The UK fashion sector is to lose its dedicated lobbying voice on skills issues after the government on Tuesday (15 December) decided not to renew Skillfast-UK's licence when comes to an end next March.

But the industry's representation on skills won't disappear altogether, since a deal is about to be signed that will see the UK's 79,000 fashion and textiles businesses join Skillset - currently the Sector Skills Council for creative media industries - from April. 

The move could even give employers a stronger lobbying voice on skills issues for the future, Skillfast's Louise Wood told just-style.

"We took the decision we had a much more secure future for our sector with Skillset than we would by continuing the fight on our own. We think it's a good deal and the best possible solution."

"Our board's been working really, really hard to make sure that the bits employers really care about continuing are going to be kept within Skillset," Wood continues.

"So as far as the sector's concerned, the qualifications work will continue within Skillset and it'll be our people who will go to work at Skillset to do that job, so no change there."

While synergies between the creative media industries and the fashion and textiles sector might not be immediately obvious, there are parallels on the skills front - including the need for technical and business skills, and a lack of suitable training to help workers develop after they join the industry.

"Both sectors already have world-class reputations, and representing fashion and textiles will make our voices louder and even more effective," said Skillset chief executive, Dinah Caine.

The choice of Skillset to represent the fashion and textiles sector on skills was made by Skillfast-UK's board, which comprises prominent fashion and textiles industrialists, trade associations and union representation. 

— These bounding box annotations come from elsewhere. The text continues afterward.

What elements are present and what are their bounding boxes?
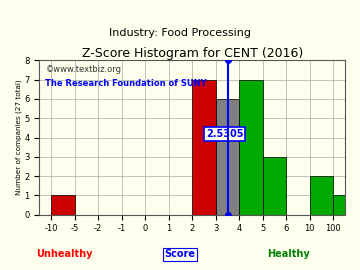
- Bar: [333, 195, 357, 215]
- Y-axis label: Number of companies (27 total): Number of companies (27 total): [15, 80, 22, 195]
- Text: Unhealthy: Unhealthy: [37, 249, 93, 259]
- Text: Healthy: Healthy: [267, 249, 309, 259]
- Bar: [216, 99, 239, 215]
- Bar: [263, 157, 286, 215]
- Bar: [51, 195, 75, 215]
- Title: Z-Score Histogram for CENT (2016): Z-Score Histogram for CENT (2016): [82, 48, 303, 60]
- Text: 2.5305: 2.5305: [206, 129, 243, 139]
- Text: ©www.textbiz.org: ©www.textbiz.org: [45, 65, 121, 74]
- Text: Score: Score: [165, 249, 195, 259]
- Text: The Research Foundation of SUNY: The Research Foundation of SUNY: [45, 79, 207, 88]
- Bar: [192, 80, 216, 215]
- Bar: [310, 176, 333, 215]
- Bar: [239, 80, 263, 215]
- Text: Industry: Food Processing: Industry: Food Processing: [109, 28, 251, 38]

Wood explains that a number of potential alliances were investigated, but Skillset was selected because it offering the strongest strategic positioning for the UK's fashion and textiles industry.

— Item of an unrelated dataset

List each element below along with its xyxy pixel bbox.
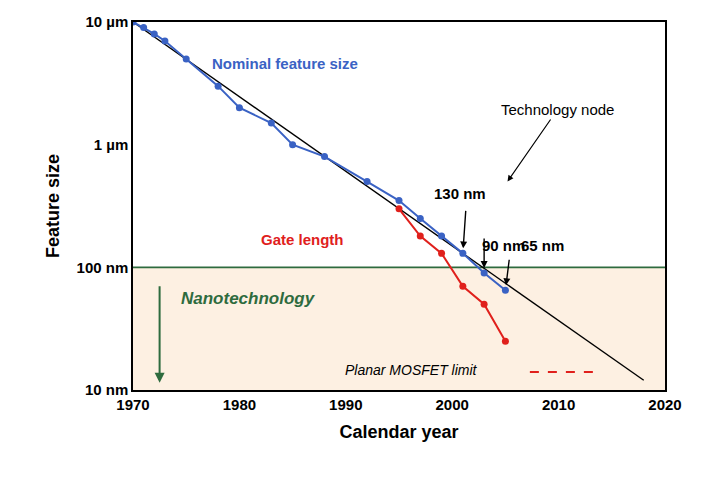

Within Skillset, fashion and textiles interests will be represented by a group of fashion and textiles employers, a seat on the board of directors, and a dedicated team specialising in fashion and textiles work.

Once final arrangements are agreed, Skillset will have a portfolio of industries that contribute GBP45bn to the UK economy each year and represent the skills needs of around 1 million workers.

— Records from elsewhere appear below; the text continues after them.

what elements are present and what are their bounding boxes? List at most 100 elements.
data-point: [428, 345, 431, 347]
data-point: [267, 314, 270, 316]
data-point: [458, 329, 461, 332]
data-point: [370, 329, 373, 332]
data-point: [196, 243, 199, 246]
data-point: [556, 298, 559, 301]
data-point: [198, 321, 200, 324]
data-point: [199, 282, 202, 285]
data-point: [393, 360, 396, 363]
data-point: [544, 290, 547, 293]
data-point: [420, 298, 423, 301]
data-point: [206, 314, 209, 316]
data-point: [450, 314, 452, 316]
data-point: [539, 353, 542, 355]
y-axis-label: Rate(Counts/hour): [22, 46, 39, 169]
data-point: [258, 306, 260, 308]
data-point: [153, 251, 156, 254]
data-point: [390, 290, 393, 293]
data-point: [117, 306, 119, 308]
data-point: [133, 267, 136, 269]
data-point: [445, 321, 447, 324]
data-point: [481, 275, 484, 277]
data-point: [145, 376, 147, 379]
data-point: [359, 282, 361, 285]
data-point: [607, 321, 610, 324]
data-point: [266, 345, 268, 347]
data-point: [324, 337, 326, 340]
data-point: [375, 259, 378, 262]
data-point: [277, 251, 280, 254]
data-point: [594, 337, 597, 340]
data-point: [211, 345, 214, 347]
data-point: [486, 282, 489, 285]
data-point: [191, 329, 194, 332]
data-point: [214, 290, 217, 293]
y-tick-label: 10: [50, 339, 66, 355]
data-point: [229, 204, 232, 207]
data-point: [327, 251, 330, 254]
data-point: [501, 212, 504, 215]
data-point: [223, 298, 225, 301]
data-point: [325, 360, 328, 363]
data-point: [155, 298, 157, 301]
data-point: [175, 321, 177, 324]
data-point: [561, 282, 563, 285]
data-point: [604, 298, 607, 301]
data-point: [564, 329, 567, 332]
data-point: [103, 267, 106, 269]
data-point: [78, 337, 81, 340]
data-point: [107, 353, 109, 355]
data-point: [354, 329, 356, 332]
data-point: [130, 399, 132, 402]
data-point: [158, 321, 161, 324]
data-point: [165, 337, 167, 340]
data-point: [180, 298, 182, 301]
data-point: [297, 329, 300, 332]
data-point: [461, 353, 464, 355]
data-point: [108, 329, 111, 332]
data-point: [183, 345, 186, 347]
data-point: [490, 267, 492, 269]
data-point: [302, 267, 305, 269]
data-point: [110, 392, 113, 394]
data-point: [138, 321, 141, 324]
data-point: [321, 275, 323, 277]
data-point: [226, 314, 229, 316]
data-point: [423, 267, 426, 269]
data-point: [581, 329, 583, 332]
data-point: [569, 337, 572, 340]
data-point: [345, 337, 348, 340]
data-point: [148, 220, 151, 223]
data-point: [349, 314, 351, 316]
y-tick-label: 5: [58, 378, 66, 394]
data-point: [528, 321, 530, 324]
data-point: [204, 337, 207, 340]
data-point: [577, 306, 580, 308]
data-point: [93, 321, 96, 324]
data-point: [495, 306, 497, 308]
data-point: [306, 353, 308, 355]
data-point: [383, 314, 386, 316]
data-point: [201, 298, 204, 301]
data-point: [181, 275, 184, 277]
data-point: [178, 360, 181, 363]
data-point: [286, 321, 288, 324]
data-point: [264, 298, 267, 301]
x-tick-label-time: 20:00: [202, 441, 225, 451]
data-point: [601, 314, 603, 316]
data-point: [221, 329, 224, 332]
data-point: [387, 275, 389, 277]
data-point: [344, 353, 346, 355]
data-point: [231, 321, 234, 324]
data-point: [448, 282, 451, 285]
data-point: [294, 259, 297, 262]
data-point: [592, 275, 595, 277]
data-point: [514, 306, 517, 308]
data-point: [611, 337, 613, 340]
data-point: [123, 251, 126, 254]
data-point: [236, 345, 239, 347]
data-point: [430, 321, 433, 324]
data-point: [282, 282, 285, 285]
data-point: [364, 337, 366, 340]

The decision to end Skillfast-UK's license on 31 March next year was not entirely unexpected after an assessment was carried out by the UK Commission for Employment and Skills earlier this year.

The government is also planning significant reductions in the number of Sector Skills Councils by 2012 - possibly cutting the 25 Sector Skills Councils down to single figures - as outlined in a recent white paper. 

"In light of this information we took the decision that rather than holding out to be a separate sector skills council, we felt it was worth cutting a deal with somebody else to get the best possible future for the employers in this sector going forward," Wood explains.